Production monitoring
Production monitoring runs your scenarios on a schedule against your real production URL. Guard uses synthetic users — marked at every layer — to execute full user journeys (signup, checkout, webhooks) without polluting analytics or charging real money.
When a flow breaks in prod, Guard opens incidents, routes alerts to your on-call stack, and hands failures to Mender for triage and fix PRs.
Dashboard: app.molar.it/dashboard/guard → Monitoring · Product page: guard.molar.it
How production monitoring differs from PR gating
| Dimension | PR gating | Production monitoring |
|---|---|---|
| Trigger | pull_request webhook | Cron (scheduled_checks) |
| Target | Preview URL or Clones | Real production URL |
| Users | Clone identities | Synthetic prod users |
| Goal | Block bad merges | Detect regressions live users would hit |
| Run type | pr | schedule |
The same scenario file powers both — no second deployment of tests.
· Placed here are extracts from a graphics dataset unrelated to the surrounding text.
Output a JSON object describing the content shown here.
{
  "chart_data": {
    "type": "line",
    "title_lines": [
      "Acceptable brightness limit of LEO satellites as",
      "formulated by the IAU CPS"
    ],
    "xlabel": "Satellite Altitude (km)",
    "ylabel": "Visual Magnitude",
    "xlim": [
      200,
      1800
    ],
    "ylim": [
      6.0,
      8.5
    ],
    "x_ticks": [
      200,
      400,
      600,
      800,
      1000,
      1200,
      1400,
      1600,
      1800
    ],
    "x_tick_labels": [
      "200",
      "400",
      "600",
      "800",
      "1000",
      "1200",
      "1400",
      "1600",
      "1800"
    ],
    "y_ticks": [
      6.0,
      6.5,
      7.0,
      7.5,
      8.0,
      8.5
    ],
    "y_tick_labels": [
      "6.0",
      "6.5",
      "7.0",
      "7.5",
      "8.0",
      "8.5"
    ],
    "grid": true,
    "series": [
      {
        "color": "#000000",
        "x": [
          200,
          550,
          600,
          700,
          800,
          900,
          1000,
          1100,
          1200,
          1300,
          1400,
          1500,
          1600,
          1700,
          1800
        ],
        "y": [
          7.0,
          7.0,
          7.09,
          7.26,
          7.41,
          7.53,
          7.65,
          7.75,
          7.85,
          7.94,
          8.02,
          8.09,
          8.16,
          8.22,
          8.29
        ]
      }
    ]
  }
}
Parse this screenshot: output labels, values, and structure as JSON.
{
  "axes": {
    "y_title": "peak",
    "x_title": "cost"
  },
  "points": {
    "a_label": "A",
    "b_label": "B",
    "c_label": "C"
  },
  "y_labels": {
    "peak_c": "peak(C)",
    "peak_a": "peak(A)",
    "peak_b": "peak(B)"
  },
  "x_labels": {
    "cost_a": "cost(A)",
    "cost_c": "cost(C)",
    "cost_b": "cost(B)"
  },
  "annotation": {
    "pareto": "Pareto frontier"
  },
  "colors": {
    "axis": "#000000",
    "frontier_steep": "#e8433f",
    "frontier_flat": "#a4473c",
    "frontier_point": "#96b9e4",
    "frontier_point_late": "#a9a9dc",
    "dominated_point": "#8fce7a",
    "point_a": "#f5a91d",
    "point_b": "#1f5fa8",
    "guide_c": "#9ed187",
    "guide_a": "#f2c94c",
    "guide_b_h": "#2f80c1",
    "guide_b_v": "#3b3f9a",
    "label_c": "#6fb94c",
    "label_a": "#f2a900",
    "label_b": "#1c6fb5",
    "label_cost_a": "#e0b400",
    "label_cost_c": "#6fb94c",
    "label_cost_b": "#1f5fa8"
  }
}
Synthetic user infrastructure
Synthetic monitoring mistakes can contaminate billing and analytics. Guard uses defense in depth so synthetic activity is always identifiable and never triggers real charges.
Database marking
Add an is_synthetic column to your users table (or equivalent):
ALTER TABLE users ADD COLUMN is_synthetic BOOLEAN NOT NULL DEFAULT FALSE;
CREATE INDEX users_is_synthetic_idx ON users WHERE is_synthetic = TRUE;
-- Analytics views must exclude synthetics
CREATE VIEW analytics_users AS SELECT * FROM users WHERE is_synthetic = FALSE;
Guard provisions synthetic users per region and scenario shard. Email convention:
guard-monitor+{region}+{scenarioSlug}+{shard}@{yourDomain}.com
RFC 5233 sub-addressing routes tagged mail to your inbox; in sidecar mode, the Email Clone captures messages without real delivery.
Request-time signals (three orthogonal markers)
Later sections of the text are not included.